By David Waters
Ever since President Harry Truman, a Baptist, thanked God in 1945 for giving the atomic bomb to the U.S. and not Germany, the church’s attention to nuclear weapons has alternately flared and flagged — as David E. Anderson of Religion News Service explained in a fascinating summary last week.
With the Obama administration’s growing emphasis on the issue of nuclear proliferation, the faith-based nuclear abolition movement seems to be flaring again. Can a new generation of church leaders restart a movement that has flagged since the “No Nukes” 1980s, when the U.S. Catholic Church, the United Methodist Church, the Presbyterian Church USA, and the National Association of Evangelicals issued bold statements against nuclear weapons.
“As a follower of Christ I have long believed that nuclear weapons are one of the most atrocious exercises of human creativity ever devised,” Dr. David Gushee, professor of Christian ethics at Mercer University in Atlanta, said Thursday as Obama and Russian President Dmitry Medvedev pledged to reduce the stockpile of deployed, strategic nuclear weapons in both countries.
Gushee is one of a growing number of evangelical, mainline Protestant and Catholic leaders who are expressing renewed concerns about nuclear proliferation and speaking up for the abolition of nuclear weapons.
“The moral end is clear: a world free of the threat of nuclear weapons,” Catholic Archbishop Edwin O’Brien of Baltimore told the Global Zero Summit in Paris in February. “This goal should guide our efforts. Every nuclear weapons system and every nuclear weapons policy should be judged by the ultimate goal of protecting human life and dignity and the related goal of ridding the world of these weapons in a mutually verifiable way.”
Catholic bishops have been speaking out against nuclear proliferation for decades, but the latest anti-nuke movement among Christians got a boost in 2008, at a conference co-sponsored by the National Association of Evangelicals.

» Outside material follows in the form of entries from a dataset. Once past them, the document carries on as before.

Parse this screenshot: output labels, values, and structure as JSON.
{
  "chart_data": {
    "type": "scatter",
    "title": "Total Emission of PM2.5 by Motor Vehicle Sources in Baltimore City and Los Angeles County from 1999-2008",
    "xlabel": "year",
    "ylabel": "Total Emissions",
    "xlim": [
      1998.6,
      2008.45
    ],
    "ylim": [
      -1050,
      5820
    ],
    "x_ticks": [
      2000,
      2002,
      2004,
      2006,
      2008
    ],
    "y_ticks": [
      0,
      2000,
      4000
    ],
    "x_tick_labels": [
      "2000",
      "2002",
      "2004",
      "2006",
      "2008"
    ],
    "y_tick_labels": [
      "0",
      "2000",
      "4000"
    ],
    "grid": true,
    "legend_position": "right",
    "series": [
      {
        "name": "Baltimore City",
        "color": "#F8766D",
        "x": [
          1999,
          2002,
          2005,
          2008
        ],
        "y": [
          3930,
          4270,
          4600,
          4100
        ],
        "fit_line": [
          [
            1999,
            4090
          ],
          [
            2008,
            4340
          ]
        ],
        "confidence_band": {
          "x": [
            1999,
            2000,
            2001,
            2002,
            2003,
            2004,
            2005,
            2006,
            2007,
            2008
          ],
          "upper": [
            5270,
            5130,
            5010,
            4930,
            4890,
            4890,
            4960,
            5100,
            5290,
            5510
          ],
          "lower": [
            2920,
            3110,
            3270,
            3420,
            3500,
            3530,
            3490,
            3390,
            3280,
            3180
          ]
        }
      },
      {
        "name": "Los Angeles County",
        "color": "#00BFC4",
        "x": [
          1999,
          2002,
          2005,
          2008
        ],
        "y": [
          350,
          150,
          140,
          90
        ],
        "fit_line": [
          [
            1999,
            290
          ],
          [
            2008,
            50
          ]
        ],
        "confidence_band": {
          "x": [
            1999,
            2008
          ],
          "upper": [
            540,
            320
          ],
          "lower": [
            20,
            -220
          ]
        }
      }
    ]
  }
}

The call was heard by Tyler Wigg-Stevenson, an ordained Baptist minister in Nashville who started the Two Futures Project, which is calling for the global abolition of nuclear weapons. “Who do we think we are to claim authority over life itself and the welfare of future generations?” he said. “That power belongs to God alone.”
The project has its critics, but also has earned the praise of a number of religious and political figures, including former secretary of state George Shultz, who calls it a “vital new movement to build popular support” for nuclear abolition “from a rising generation of American Christians.”

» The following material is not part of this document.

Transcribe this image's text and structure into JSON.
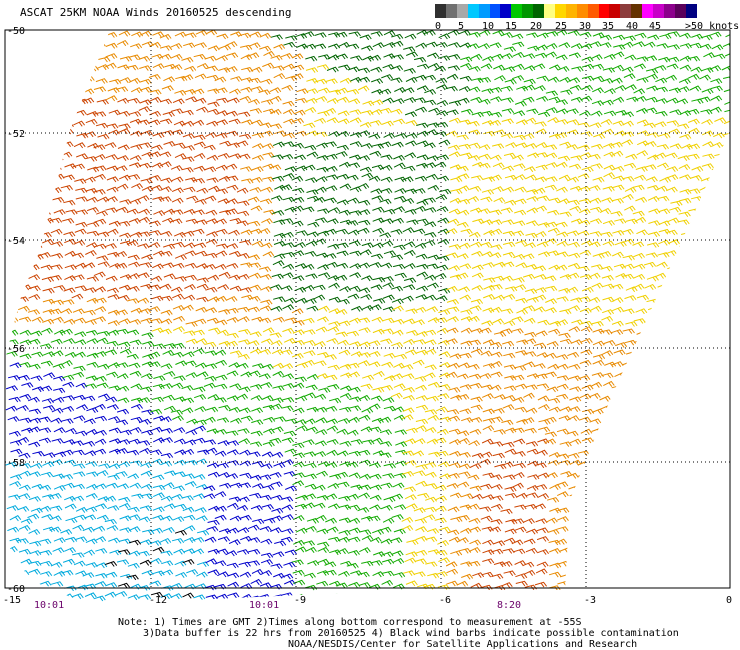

Attention on the issue likely will increase in the next few weeks.
Next week, more than 40 heads of state will attend a Nuclear Security Summit in Washington.
Georgetown University’s Woodstock Theological Center will host a conference on “God and the Bomb: Deterrence, Disarmament, and Human Security.” And next month, the United States will host a conference on the Non-Proliferation Treaty at the United Nations.
They all might want to review Harry Truman’s 1945 radio address, made a few days after the United States became the first and only nation to use nuclear weapons:
“It is an awful responsibility which has come to us,” Truman said. “We thank God that it has come to us, instead of to our enemies; and we pray that He may guide us to use it in His ways and for His purposes.”
Blessed are the peacemakers who control nuclear weapons? Or blessed are the peacemakers who abolish them?